Traditional clinical documentation improvement is burdensome to physicians
To improve physicians' documentation, hospitals traditionally employed specialists to review clinical notes before submitting documentation to coders for billing. This retrospective approach makes coding more efficient for coders downstream. But because review often happens after the patient is discharged, it can also require CDI specialists to chase after physicians for information on patient cases from weeks prior.
"It is incredibly irritating for physicians to get sidelined by a [clinical documentation specialist] on their way to the bathroom or the cafeteria or in the elevator," said Reid Coleman, MD, CMIO for evidence-based medicine at Nuance. Physicians often face queries for information after they entered the note or after the patient is discharged, and more than 80 percent of physicians find these requests disruptive and time consuming, according to a 2014 survey from Nuance.
"Comprehensive, clear clinical documentation can actually improve physicians' baseline performance, which helps physicians more accurately stack up against their peers and regional competitors on quality comparison," Dr. Oliva said. To support physician documentation, some hospitals have seen value in automated intelligence solutions at the point of care to improve coder accuracy. With such tools, clinicians can ensure their notes are complete, detailed, specific and adhere to ICD-10 and quality reporting standards.

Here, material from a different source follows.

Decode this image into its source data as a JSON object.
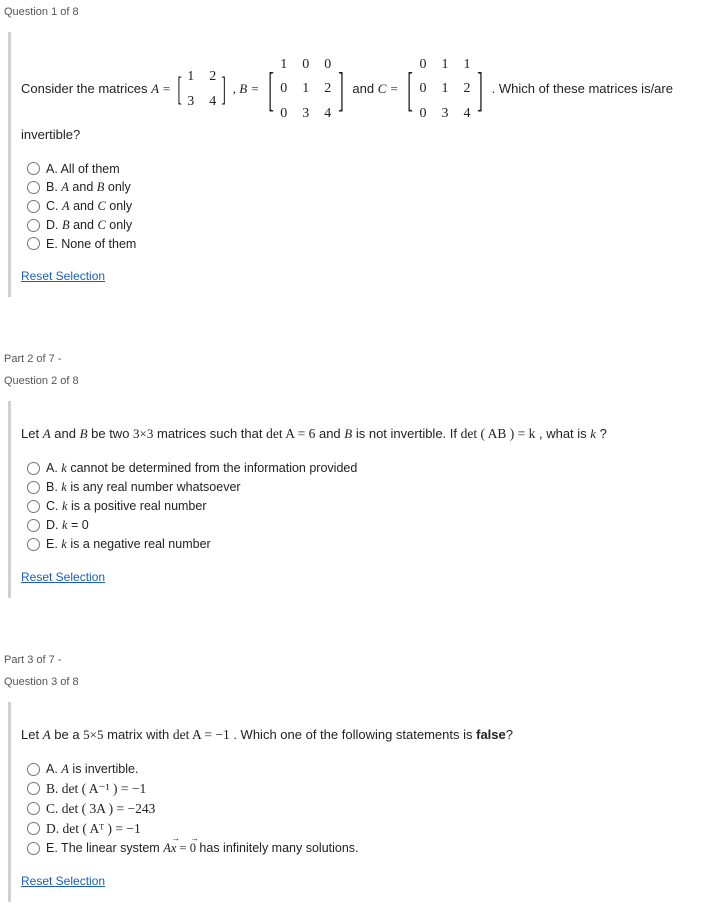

How AI technology can improve clinical quality scores
"Automated intelligence software gives physicians clerical support to help them meet the pressing needs of a value-based world," Dr. Coleman said. Different categories of AI software deployed thoughtfully in the clinical environment can help physicians improve documentation and ensure all diagnoses are captured accurately.
Dr. Coleman recommended hospitals invest in two specific types of AI technology.

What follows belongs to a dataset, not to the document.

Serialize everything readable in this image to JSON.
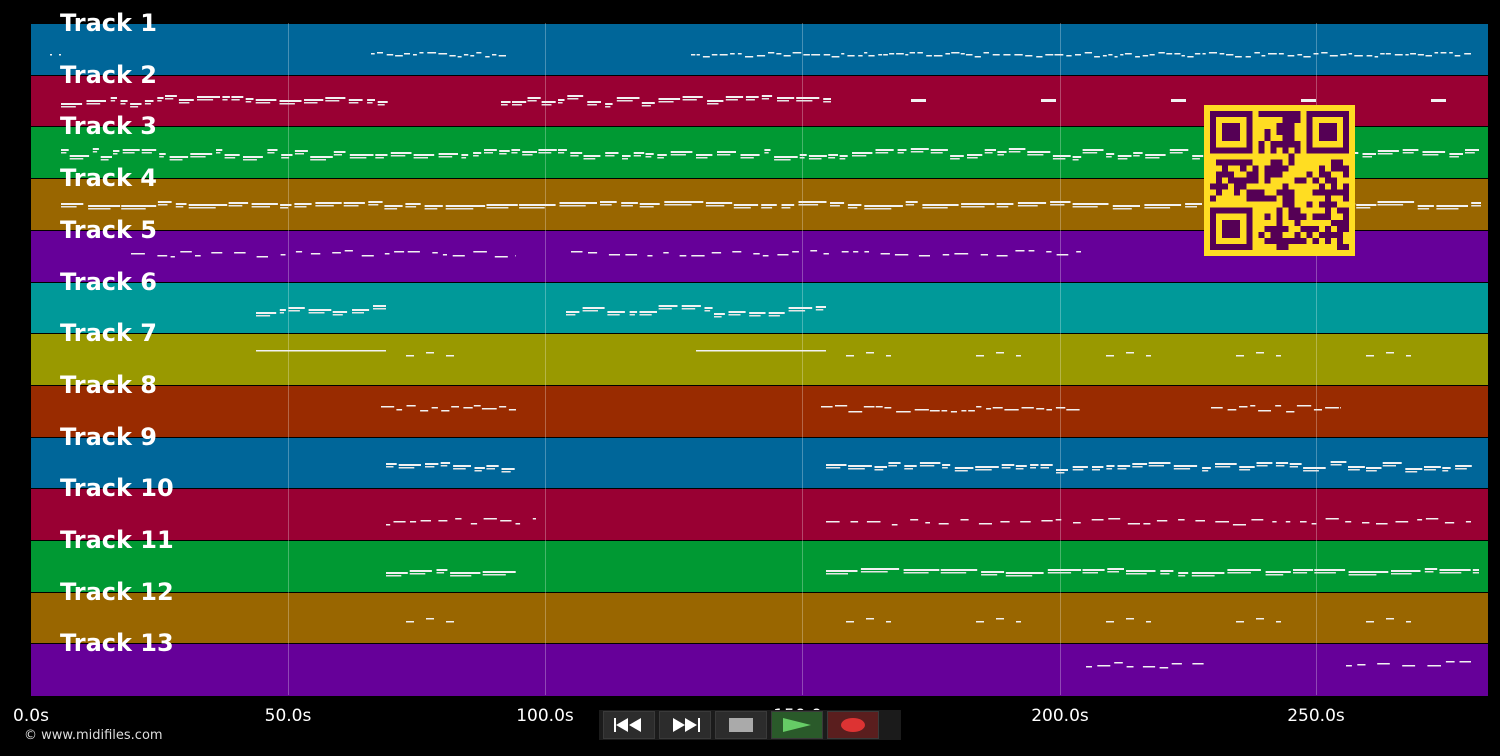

1. Natural language software. Conceptually similar to "spell check," AI software that uses natural language processing can analyze physician documentation and advise physicians on ways to improve the specificity of their notes on the patient's medical condition. It does so by analyzing the clinical note and looking for certain combinations of words, their relationship to one another and their position in the note to extract clinical concepts. The software advises a physician on documentation improvement in real-time so he or she can resolve common coding problems on the front-end of the clinical documentation lifecycle. With natural language software, CDS don't have to waste time chasing down physicians to clarify clinical notes that lack information or specificity, which helps make both professionals' lives easier.
2. Computer-assisted physician documentation. CAPD software analyzes patient medical information captured in a physician's note and draws out diagnoses that are supported by medical evidence but not explicitly documented. By providing feedback in real time, AI software helps physicians complete documentation in a way that enables coders to fully capture the complexity, severity and quality of medical care in ICD-10 terminology. When CAPD software is implemented effectively, physicians can realize substantial gains in clinical quality scores, continuity of patient care and reimbursement rates.
"Technology should be simple and do work for physicians — not the other way around," Dr. Coleman said. "Through a more natural approach to creating clinically accurate information, everyone wins — the physician, the institution and most importantly, the patient."